Era hora de abrir la ventanilla. Todavía estaban espejos pequeños por todos lados. Espejos que multiplicadamente reflejaban el paso del tiempo. Pero eso ahora no importaba, ni importaría más nunca ya. Palabras en orden venezolano, pensó, como las canciones de el Puma.

Al abrir la ventanilla la tarde tenía un amarillo deslumbrante, que el aislamiento de Rosa no permitía advertir. El calor intenso no era un obstáculo para la ansiedad expectante de la visita acostumbrada, justo a esta hora, del hombre con el trapeador como instrumento de trabajo pulcro que arrasaba con todo lo no deseado de los pasillos del ala este de la universidad, en todos sus pisos y niveles.

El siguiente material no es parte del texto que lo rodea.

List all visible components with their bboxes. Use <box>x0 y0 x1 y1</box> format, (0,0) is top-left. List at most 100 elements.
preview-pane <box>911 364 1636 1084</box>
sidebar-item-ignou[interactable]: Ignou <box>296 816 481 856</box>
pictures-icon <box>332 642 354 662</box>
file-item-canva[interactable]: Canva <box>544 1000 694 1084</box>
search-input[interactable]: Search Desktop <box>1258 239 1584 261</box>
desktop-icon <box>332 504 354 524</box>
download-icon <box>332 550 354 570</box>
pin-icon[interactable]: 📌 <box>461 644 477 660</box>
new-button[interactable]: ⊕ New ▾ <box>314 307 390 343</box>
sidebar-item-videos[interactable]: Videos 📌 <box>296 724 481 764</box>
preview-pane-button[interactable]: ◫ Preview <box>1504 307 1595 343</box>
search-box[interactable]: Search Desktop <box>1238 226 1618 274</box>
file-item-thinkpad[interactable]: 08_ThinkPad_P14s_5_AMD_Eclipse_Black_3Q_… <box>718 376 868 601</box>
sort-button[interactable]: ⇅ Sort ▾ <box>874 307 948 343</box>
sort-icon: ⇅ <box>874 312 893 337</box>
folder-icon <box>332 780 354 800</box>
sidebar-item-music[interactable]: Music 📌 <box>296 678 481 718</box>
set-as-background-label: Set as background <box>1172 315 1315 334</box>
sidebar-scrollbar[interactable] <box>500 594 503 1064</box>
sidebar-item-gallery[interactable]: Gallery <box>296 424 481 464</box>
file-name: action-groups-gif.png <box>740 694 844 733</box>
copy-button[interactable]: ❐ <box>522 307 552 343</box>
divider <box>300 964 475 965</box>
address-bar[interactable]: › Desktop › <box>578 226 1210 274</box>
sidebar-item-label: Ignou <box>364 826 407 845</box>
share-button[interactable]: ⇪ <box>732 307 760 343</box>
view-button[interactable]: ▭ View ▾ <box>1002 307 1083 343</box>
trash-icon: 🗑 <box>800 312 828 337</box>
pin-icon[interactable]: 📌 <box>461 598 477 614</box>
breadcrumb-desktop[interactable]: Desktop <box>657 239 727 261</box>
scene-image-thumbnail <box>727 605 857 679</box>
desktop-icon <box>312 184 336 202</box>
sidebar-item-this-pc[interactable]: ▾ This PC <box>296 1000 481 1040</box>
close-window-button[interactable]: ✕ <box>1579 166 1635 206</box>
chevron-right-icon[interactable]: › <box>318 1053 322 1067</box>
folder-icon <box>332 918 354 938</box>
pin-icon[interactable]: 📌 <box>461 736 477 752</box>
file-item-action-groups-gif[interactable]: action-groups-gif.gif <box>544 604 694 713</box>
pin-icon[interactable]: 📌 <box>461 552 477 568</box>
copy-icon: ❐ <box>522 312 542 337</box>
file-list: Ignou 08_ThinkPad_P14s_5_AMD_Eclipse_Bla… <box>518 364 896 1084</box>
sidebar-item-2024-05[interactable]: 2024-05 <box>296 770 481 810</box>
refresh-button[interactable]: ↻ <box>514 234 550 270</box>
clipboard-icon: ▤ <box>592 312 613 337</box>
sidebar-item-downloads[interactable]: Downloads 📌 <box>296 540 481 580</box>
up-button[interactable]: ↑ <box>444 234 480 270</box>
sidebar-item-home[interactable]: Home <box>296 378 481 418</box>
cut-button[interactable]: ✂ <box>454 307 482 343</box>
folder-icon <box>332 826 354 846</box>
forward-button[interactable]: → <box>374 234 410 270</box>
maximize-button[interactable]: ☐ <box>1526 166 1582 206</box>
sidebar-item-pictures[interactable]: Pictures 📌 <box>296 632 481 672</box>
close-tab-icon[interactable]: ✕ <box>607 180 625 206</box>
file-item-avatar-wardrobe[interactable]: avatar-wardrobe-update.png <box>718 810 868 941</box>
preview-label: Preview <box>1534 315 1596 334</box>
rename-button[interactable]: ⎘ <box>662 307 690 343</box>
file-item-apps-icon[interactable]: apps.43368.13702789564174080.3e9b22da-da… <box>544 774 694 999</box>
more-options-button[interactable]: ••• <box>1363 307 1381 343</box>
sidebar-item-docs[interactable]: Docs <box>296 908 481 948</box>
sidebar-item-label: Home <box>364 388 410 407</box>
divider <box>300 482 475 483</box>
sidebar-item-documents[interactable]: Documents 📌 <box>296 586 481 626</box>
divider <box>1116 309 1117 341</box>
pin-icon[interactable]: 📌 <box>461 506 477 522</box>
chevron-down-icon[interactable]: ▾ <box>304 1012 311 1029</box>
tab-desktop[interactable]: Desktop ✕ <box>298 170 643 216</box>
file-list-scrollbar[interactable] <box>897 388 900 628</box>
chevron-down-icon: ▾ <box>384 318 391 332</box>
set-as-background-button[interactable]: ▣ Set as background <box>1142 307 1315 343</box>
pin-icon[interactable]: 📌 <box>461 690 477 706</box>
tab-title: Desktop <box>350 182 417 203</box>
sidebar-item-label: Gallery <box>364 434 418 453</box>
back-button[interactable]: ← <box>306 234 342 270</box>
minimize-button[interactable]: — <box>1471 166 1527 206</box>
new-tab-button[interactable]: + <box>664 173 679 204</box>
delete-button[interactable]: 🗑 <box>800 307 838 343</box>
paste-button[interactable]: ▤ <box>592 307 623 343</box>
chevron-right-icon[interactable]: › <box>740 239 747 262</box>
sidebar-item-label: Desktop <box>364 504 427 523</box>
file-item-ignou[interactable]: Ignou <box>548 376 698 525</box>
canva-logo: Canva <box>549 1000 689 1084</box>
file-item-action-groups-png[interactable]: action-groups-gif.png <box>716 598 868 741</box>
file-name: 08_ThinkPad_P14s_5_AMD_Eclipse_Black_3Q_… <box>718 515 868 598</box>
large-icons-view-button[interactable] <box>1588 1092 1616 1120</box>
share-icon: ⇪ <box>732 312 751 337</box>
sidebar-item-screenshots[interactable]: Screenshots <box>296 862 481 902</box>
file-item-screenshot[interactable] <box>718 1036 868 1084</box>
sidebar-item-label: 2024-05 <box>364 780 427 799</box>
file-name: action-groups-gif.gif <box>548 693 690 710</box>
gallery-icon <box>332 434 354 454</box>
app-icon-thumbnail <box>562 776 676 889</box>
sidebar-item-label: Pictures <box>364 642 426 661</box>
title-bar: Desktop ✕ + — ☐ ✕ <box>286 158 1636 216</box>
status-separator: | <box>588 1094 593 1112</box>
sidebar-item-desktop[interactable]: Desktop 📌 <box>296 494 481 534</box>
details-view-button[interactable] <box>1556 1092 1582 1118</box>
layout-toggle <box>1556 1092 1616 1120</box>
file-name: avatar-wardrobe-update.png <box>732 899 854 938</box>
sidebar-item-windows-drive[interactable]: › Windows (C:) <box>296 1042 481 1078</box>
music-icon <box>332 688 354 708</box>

Ahí estaba, era casi una silueta entre la luz abrazadora, pero ahí estaba Leonel, que algo percibió en Rosa desde que la vio, firme, sonriente, esperanzada, el también sonrió, creía saber qué pasaba. Al llegar a la ventanilla podía distinguir los ojos alegres, como nunca de Rosa, él le dijo “Feliz cumpleaños, no había podido…” Rosa sonriendo dijo “Sí”, abrió la caja del anillo, pues todavía al final surgió una pequeña duda. Leonel tomó la caja, la abrió, sacó el anillo y se lo puso a Rosa.

De noche, todo mundo salía hacia su auto o hacia el transporte que la UTTSM facilitaba a la gente. Entre ellos, Leonel y Rosa Angélica, sin prisa.